Aguilera et al [28] reported fetal epithelial squamous cells obstructing 80% of pulmonary capillaries and fetal epithelial squamous cells in the alveoli on autopsy. A blood sample from a central venous catheter also showed fetal squames. Another study by Koike et al reported that serum squamous cell carcinoma antigen levels were significantly higher in women with AFE than those in healthy controls. [29]

Marcus et al [9] found focal interstitial hemorrhages in the kidneys, the left ventricle, and the interventricular septum. Alcian blue periodic acid-Schiff (PAS) stain was positive for mucin in the vasculature and oil red O stain for lipid was positive in the lungs.

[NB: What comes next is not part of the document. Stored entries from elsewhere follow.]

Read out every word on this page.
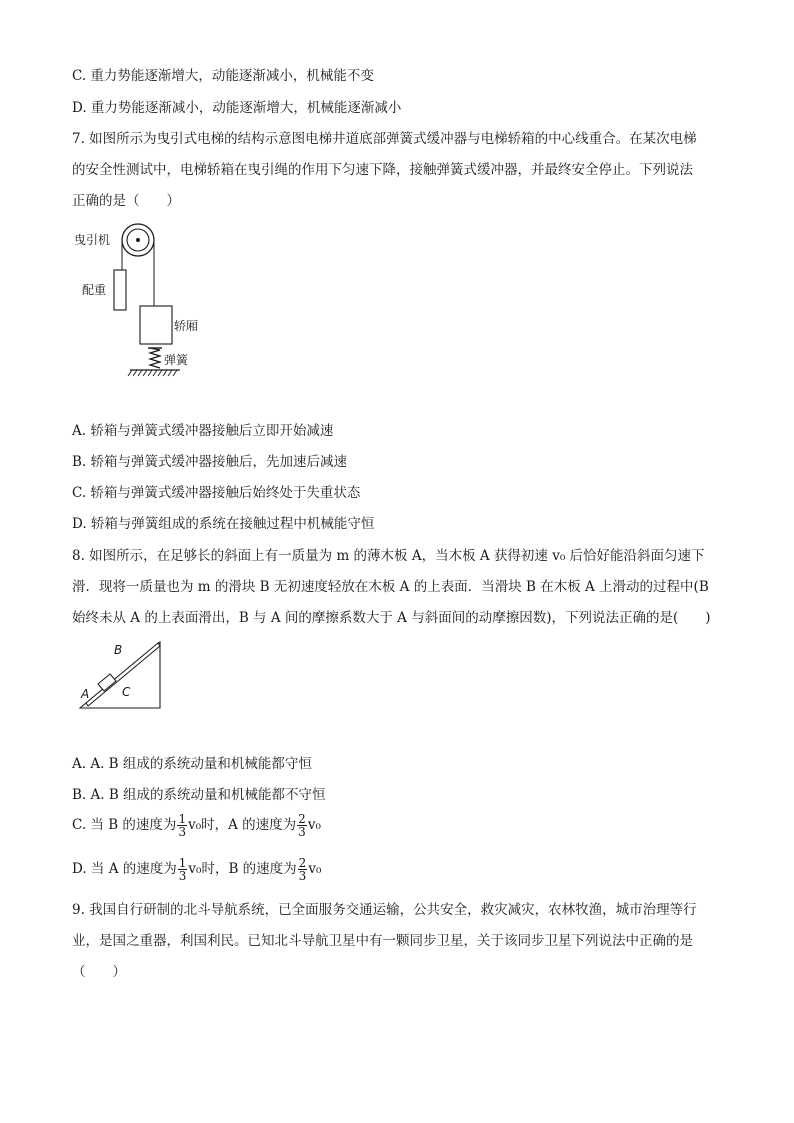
C. 重力势能逐渐增大，动能逐渐减小，机械能不变
D. 重力势能逐渐减小，动能逐渐增大，机械能逐渐减小
7. 如图所示为曳引式电梯的结构示意图电梯井道底部弹簧式缓冲器与电梯轿箱的中心线重合。在某次电梯
的安全性测试中，电梯轿箱在曳引绳的作用下匀速下降，接触弹簧式缓冲器，并最终安全停止。下列说法
正确的是（　　）
曳引机
配重
轿厢
弹簧
A. 轿箱与弹簧式缓冲器接触后立即开始减速
B. 轿箱与弹簧式缓冲器接触后，先加速后减速
C. 轿箱与弹簧式缓冲器接触后始终处于失重状态
D. 轿箱与弹簧组成的系统在接触过程中机械能守恒
8. 如图所示，在足够长的斜面上有一质量为 m 的薄木板 A，当木板 A 获得初速 v₀ 后恰好能沿斜面匀速下
滑．现将一质量也为 m 的滑块 B 无初速度轻放在木板 A 的上表面．当滑块 B 在木板 A 上滑动的过程中(B
始终未从 A 的上表面滑出，B 与 A 间的摩擦系数大于 A 与斜面间的动摩擦因数)，下列说法正确的是(　　)
A
B
C
A. A. B 组成的系统动量和机械能都守恒
B. A. B 组成的系统动量和机械能都不守恒
C. 当 B 的速度为 $\frac{1}{3} v_0$时，A 的速度为 $\frac{2}{3} v_0$
D. 当 A 的速度为 $\frac{1}{3} v_0$时，B 的速度为 $\frac{2}{3} v_0$
9. 我国自行研制的北斗导航系统，已全面服务交通运输，公共安全，救灾减灾，农林牧渔，城市治理等行
业，是国之重器，利国利民。已知北斗导航卫星中有一颗同步卫星，关于该同步卫星下列说法中正确的是
（　　）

Hankins and colleagues [30] reported on goats injected with fresh amniotic fluid (n=8), filtered amniotic fluid (n=14), and meconium-stained fluid with solid debris (n=7). The animals were euthanized 3 hours after the procedure and samples of the lungs were taken. Amniotic fluid debris was found in 7 out of 7 of the meconium-stained group, 2 out of 8 of the fresh fluid group, and 1 out of 14 of the filtered group. Hankins et al concluded that, in this model, histopathologic confirmation of AFE was unreliable except in cases involving meconium-stained fluid.

Kobayashi et al [31] used antibody TKH-2, which reacts with meconium and the mucin derived from amniotic fluid (glycoprotein) to stain the lung tissue of women with AFE. TKH-2 immunostaining appears to be a sensitive method of detecting mucin in the lungs of women suspected of having an amniotic fluid embolus.